Alain Juppe, the former prime minister and current mayor of Bordeaux, who was favourite to become president until he was beaten by Mr Fillon in a Gaullist primary before the Penelopegate scandal emerged, also backed Mr Macron "in his fight against the extreme right".
Bookmakers made Mr Macron the odds-on favourite to win the run-off, with both Ladbrokes and Coral offering 1-6 and William Hill 1-8, with Ms Le Pen at 4-1, 7-2 and 9/2 respectively.
The last opinion polls before voting opened on Sunday showed Ms Le Pen and Mr Macron narrowly ahead of Mr Fillon and Mr Melenchon in what was billed as one of the most unpredictable elections in generations.
Pro-European Mr Macron was the Socialist finance minister until the autumn, when he quit to set up the En Marche! movement, which he defines as centrist, and which has attracted support from left, centre and right.
The anti-EU Ms Le Pen's campaign majored on jobs, security and the threat from Islamic extremism.
It also saw her deny French state complicity rounding up Jews for the Nazis in the Second World War, but she also picked up muted plaudits from US President Donald Trump.

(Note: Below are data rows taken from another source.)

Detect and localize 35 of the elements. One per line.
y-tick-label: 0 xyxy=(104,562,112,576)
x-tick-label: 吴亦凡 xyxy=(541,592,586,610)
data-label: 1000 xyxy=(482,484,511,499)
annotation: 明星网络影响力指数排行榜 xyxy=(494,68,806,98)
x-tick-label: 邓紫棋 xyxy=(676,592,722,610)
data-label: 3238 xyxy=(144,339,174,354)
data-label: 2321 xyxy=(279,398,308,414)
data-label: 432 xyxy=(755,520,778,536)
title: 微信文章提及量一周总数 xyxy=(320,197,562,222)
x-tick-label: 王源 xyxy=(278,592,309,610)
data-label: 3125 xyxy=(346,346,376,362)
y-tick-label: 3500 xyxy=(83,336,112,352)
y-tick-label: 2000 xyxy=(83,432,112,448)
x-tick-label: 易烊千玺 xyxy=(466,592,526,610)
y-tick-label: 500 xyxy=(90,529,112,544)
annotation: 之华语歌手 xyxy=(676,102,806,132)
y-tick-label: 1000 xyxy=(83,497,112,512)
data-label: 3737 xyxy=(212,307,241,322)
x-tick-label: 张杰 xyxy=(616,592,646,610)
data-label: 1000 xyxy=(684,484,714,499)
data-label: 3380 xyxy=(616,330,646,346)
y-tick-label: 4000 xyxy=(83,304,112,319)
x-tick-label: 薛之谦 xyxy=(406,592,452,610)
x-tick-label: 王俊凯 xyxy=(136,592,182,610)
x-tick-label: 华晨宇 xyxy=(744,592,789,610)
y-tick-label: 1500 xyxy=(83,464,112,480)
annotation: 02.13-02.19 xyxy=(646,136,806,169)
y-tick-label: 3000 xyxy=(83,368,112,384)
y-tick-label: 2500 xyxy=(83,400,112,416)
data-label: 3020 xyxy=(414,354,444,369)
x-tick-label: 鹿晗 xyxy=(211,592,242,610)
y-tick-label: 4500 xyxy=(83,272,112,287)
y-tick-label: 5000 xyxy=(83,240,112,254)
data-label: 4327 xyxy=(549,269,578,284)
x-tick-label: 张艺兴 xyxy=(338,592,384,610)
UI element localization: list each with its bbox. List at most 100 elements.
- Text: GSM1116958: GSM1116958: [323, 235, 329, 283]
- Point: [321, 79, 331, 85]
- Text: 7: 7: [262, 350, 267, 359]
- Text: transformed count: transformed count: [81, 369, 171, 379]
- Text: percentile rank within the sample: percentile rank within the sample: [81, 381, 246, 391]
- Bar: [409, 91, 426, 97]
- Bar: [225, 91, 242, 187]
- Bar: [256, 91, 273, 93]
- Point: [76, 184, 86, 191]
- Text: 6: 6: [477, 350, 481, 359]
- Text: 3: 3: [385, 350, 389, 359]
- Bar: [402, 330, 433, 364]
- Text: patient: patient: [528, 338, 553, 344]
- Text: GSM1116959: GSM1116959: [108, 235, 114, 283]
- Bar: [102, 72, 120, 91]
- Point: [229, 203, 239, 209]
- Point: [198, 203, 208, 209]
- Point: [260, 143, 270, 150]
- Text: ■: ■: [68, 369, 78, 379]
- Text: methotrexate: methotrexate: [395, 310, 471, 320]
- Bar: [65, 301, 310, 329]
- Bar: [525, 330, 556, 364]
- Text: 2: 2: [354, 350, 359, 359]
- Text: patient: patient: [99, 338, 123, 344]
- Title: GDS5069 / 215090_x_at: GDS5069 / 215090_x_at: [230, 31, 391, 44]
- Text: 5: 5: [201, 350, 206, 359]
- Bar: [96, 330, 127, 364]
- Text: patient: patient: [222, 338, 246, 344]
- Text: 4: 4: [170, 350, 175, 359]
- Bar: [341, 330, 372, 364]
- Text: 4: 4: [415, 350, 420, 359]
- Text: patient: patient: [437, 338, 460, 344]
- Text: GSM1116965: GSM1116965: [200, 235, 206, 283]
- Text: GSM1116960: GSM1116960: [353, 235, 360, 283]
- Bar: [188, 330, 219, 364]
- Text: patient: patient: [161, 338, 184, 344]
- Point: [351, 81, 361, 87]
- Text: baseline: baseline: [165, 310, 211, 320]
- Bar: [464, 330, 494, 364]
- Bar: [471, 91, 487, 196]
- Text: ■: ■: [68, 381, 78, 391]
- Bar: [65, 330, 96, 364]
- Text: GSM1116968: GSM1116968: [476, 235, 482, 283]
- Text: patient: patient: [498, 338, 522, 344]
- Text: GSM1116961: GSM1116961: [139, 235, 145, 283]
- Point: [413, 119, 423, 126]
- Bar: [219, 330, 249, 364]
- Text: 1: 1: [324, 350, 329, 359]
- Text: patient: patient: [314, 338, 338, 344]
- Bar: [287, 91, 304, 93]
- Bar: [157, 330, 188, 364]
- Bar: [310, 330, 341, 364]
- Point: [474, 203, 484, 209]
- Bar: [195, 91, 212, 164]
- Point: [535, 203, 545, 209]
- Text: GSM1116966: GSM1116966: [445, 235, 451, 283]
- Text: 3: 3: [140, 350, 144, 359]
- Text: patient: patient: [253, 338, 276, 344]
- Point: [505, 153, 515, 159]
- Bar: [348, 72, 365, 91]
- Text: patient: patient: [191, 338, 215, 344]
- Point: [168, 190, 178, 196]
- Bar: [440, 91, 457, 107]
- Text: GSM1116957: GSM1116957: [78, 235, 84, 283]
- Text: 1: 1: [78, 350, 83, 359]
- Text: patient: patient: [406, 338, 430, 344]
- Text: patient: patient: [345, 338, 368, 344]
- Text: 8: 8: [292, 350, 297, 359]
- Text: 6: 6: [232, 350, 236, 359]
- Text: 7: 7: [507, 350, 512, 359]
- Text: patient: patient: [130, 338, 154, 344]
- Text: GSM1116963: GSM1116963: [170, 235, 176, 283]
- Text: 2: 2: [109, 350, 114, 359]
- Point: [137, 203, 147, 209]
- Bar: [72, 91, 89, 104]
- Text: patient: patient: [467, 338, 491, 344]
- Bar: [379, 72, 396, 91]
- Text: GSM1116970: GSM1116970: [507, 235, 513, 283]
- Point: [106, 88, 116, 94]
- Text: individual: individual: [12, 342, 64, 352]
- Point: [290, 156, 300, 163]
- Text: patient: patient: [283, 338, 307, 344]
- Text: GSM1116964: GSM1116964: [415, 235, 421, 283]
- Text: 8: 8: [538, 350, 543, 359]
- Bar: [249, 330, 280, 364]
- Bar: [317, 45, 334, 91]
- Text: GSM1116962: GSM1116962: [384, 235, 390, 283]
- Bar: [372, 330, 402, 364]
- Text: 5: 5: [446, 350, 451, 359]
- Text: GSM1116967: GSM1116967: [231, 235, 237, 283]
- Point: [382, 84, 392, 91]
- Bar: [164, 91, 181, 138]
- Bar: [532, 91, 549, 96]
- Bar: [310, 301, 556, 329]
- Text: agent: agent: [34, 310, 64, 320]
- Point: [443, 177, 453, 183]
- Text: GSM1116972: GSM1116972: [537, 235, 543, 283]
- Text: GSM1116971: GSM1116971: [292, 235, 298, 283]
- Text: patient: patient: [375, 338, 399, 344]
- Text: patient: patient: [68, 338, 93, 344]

Speaking at the White House after a terrorist attack on Paris last week left a policeman dead, Mr Trump said she was "strongest on borders, and she's the strongest on what's been going on in France".
Speaking after the polls were released Ms Le Pen told the public: "You have the choice of an alternative, a true one.
"What I propose to use is a large alternative, the fundamental alternative that will put other faces in power."
Mr Melenchon said he would wait before the official results were in and did not instruct his supporters who to back on May 7.
The country is going to the polls to elect the successor to Mr Hollande, who is not running after serving a single term in office.
Earlier, thousands of French expatriates had queued for hours at polling stations in London to cast their votes.
There were already long queues around the block at the Lycee Francais Charles de Gaulle, near the Natural History Museum in Kensington, London, before the polling stations opened at 8am.
Polling stations have also been set up cities including Birmingham, Bristol, Belfast, Leeds, Manchester and Edinburgh for the large expatriate community to cast their votes, with 70 polling stations in total across the UK.
Downing Street refused to say whether Theresa May would speak to Ms Le Pen now she is in the final run-off.
Mrs May invited Mr Macron to Downing Street in March, prompting criticism from the Front National leader.
Asked if Mrs May would now engage with Ms Le Pen, the Prime Minister's official spokesman said there was a "long-standing policy of not commenting on ongoing elections in other countries".